The Public Trustee’s Office charges certain fees for handling and disbursing CPF moneies, as shown below:
|Amount of CPF Monies||Charge|
|For the first $1,000||2.400%|
|For the next $9,000||1.500%|
|For the next $240,000||0.750%|
|For the next $250,000||0.450%|
|For amounts in excess of $500,000||0.300%|
There is a minimum fee of $15, which will be taken from the CPF money and cannot be waived.
According to the Public Trustee’s Office website, they will distribute the money within 4 weeks from the date of receipt of the full set of documentation from beneficiaries.
Have a question?
Your article on grants and subsidies for lower and middle income families is indeed very informative.
I am one of those who are asset rich but cash poor and my hard earned savings is depleting thanks to the high cost of living in Singapore.
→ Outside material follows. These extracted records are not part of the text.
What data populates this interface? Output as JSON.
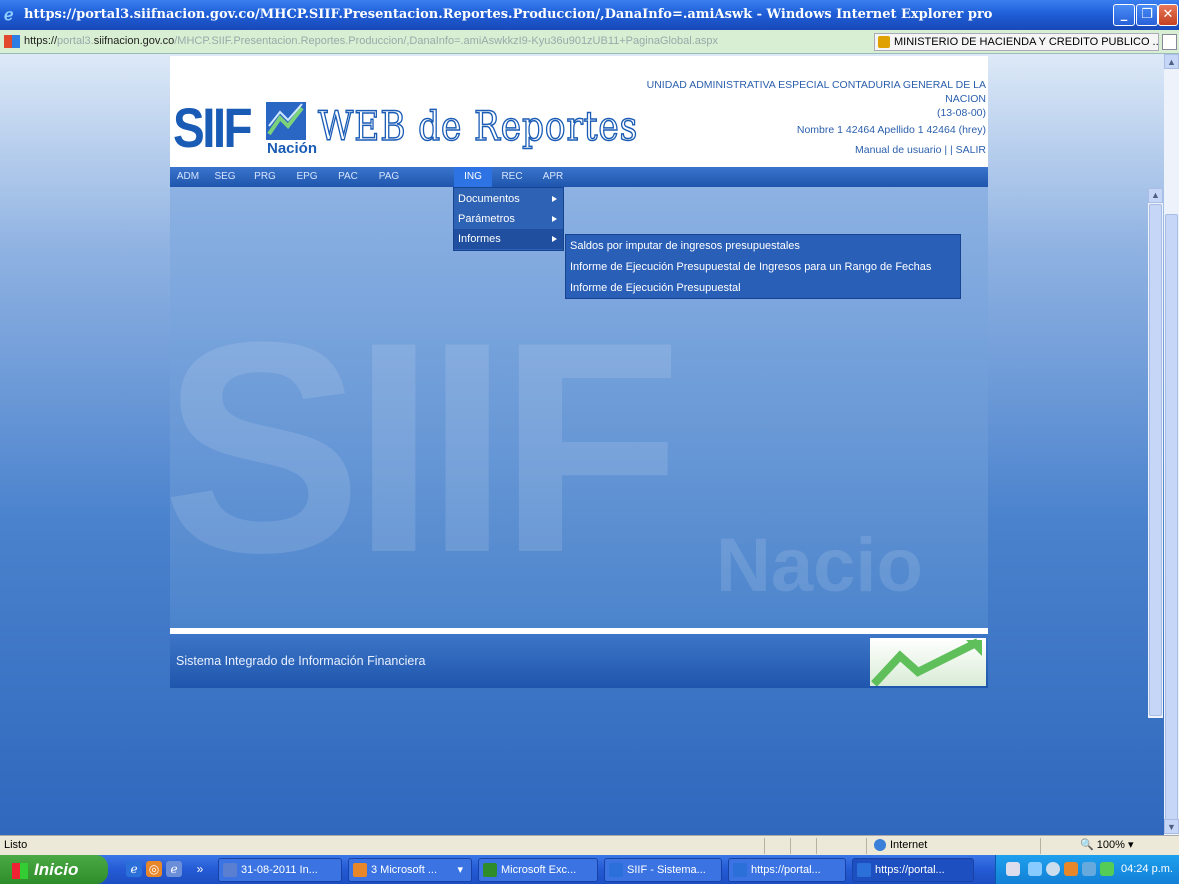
{
  "window": {
    "title": "https://portal3.siifnacion.gov.co/MHCP.SIIF.Presentacion.Reportes.Produccion/,DanaInfo=.amiAswk - Windows Internet Explorer pro"
  },
  "address": {
    "scheme": "https://",
    "host_prefix": "portal3.",
    "domain": "siifnacion.gov.co",
    "path": "/MHCP.SIIF.Presentacion.Reportes.Produccion/,DanaInfo=.amiAswkkzI9-Kyu36u901zUB11+PaginaGlobal.aspx",
    "certificate": "MINISTERIO DE HACIENDA Y CREDITO PUBLICO ..."
  },
  "header": {
    "logo_text": "SIIF",
    "logo_sub": "Nación",
    "app_title": "WEB de Reportes",
    "entity_line1": "UNIDAD ADMINISTRATIVA ESPECIAL CONTADURIA GENERAL DE LA",
    "entity_line2": "NACION",
    "entity_code": "(13-08-00)",
    "user": "Nombre 1 42464 Apellido 1 42464 (hrey)",
    "manual_link": "Manual de usuario",
    "separator": "| |",
    "exit_link": "SALIR"
  },
  "nav": {
    "items": [
      "ADM",
      "SEG",
      "PRG",
      "EPG",
      "PAC",
      "PAG",
      "ING",
      "REC",
      "APR"
    ],
    "active": "ING"
  },
  "menu": {
    "items": [
      "Documentos",
      "Parámetros",
      "Informes"
    ],
    "highlighted": "Informes"
  },
  "submenu": {
    "items": [
      "Saldos por imputar de ingresos presupuestales",
      "Informe de Ejecución Presupuestal de Ingresos para un Rango de Fechas",
      "Informe de Ejecución Presupuestal"
    ]
  },
  "footer": {
    "system_name": "Sistema Integrado de Información Financiera"
  },
  "watermark": {
    "big": "SIIF",
    "sub": "Nacio"
  },
  "statusbar": {
    "status": "Listo",
    "zone": "Internet",
    "zoom": "100%"
  },
  "taskbar": {
    "start": "Inicio",
    "overflow": "»",
    "tasks": [
      "31-08-2011 In...",
      "3 Microsoft ...",
      "Microsoft Exc...",
      "SIIF - Sistema...",
      "https://portal...",
      "https://portal..."
    ],
    "clock": "04:24 p.m."
  },
  "colors": {
    "accent": "#1a5cb5",
    "nav_active": "#2e73e4",
    "menu_bg": "#2e62b4"
  }
}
I am 70 and not working but pay property taxes, GST, etc.
Are there any government grants and subsidies for those without an income, such as retirees?
The challenge faced by asset rich, cash poor Singaporeans is a serious and well-known one, and the government has been making efforts to adjust its policies to support this “sandwiched” group of Singaporeans.
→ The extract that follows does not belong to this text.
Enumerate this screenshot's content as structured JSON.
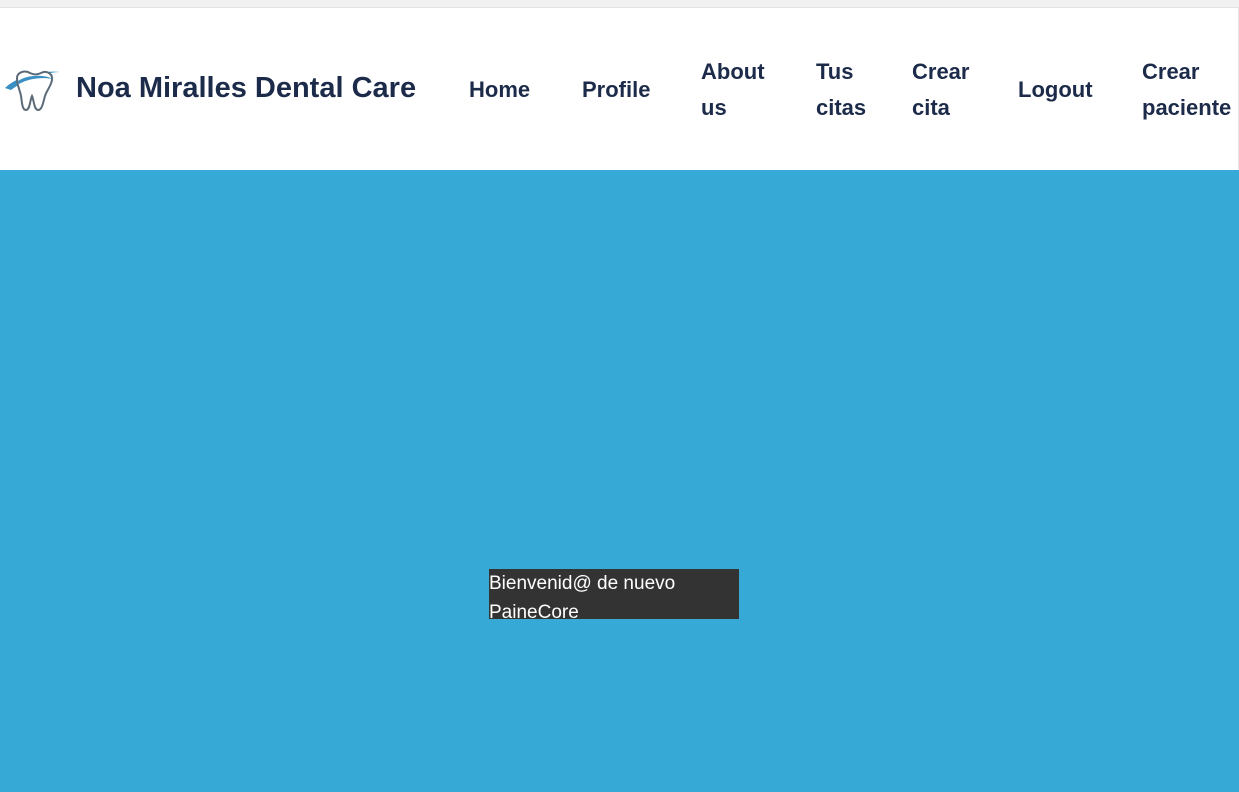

For example, in the area of healthcare, it was announced that CHAS will expanded to cover all Singaporeans with chronic conditions, regardless of income. This is one of the measures to help alleviate the cost of healthcare.
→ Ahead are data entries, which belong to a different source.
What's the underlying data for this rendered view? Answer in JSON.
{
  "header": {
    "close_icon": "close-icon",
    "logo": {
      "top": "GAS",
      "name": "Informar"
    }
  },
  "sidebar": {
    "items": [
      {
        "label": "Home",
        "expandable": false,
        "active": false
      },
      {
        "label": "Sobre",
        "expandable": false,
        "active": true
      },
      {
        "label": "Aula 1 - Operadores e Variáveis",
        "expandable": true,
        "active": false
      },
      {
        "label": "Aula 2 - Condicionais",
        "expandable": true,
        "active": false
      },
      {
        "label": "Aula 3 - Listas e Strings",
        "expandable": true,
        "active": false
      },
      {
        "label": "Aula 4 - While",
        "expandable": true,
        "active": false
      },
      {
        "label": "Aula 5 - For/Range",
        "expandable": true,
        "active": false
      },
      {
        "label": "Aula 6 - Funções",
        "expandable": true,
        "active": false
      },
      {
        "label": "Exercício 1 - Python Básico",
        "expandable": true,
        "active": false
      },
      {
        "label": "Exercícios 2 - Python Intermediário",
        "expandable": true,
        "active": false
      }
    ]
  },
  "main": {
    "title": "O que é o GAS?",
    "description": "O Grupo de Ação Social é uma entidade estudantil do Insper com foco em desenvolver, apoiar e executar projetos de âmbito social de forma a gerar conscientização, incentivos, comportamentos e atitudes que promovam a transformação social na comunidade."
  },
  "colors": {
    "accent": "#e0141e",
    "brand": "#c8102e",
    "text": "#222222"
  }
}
Other forms of ongoing support that retirees living in private property can receive include GST Vouchers, as well as Pioneer and Merdeka generation packages.
If you are facing difficulties with the cost of living, you can consider applying to ComCare, which provides cash assistance, and discretionary grants for daily essentials and medical bills.
At the community level, you can also look for your respective Community Development Council which administers localised assistance schemes.
With closer integration among the social service sector, regardless of which social service organisation you approach for help, you’ll be referred to the right schemes and organisations that can best serve your needs.
Have a question?
When I turn 65 and start to draw monthly payouts from CPF LIFE, does my remaining monies in my CPF Retirement Account still generate interest?
First of all, we need to understand what happens to our monies when we enroll into the CPF LIFE scheme at the age of 65 (assuming we don’t voluntarily defer our payouts).
If you choose the CPF LIFE Standard or Escalating plan, all of the monies in your CPF Retirement Account (RA) is withdrawn and paid as premiums to purchase your CPF LIFE annuity plan. Your RA would now be empty.
It is important to note that even after your CPF LIFE policy has commenced, you are still eligible to earn interest on all your CPF accounts, namely, the Ordinary Account, Special Account, MediSave Account and Retirement Account.
However, the lump sum that you paid to purchase your CPF LIFE annuity plan is now pooled together with other Singaporeans in the CPF Lifelong Income Fund, and any interest on those monies is used for making sustainable payouts for years to come.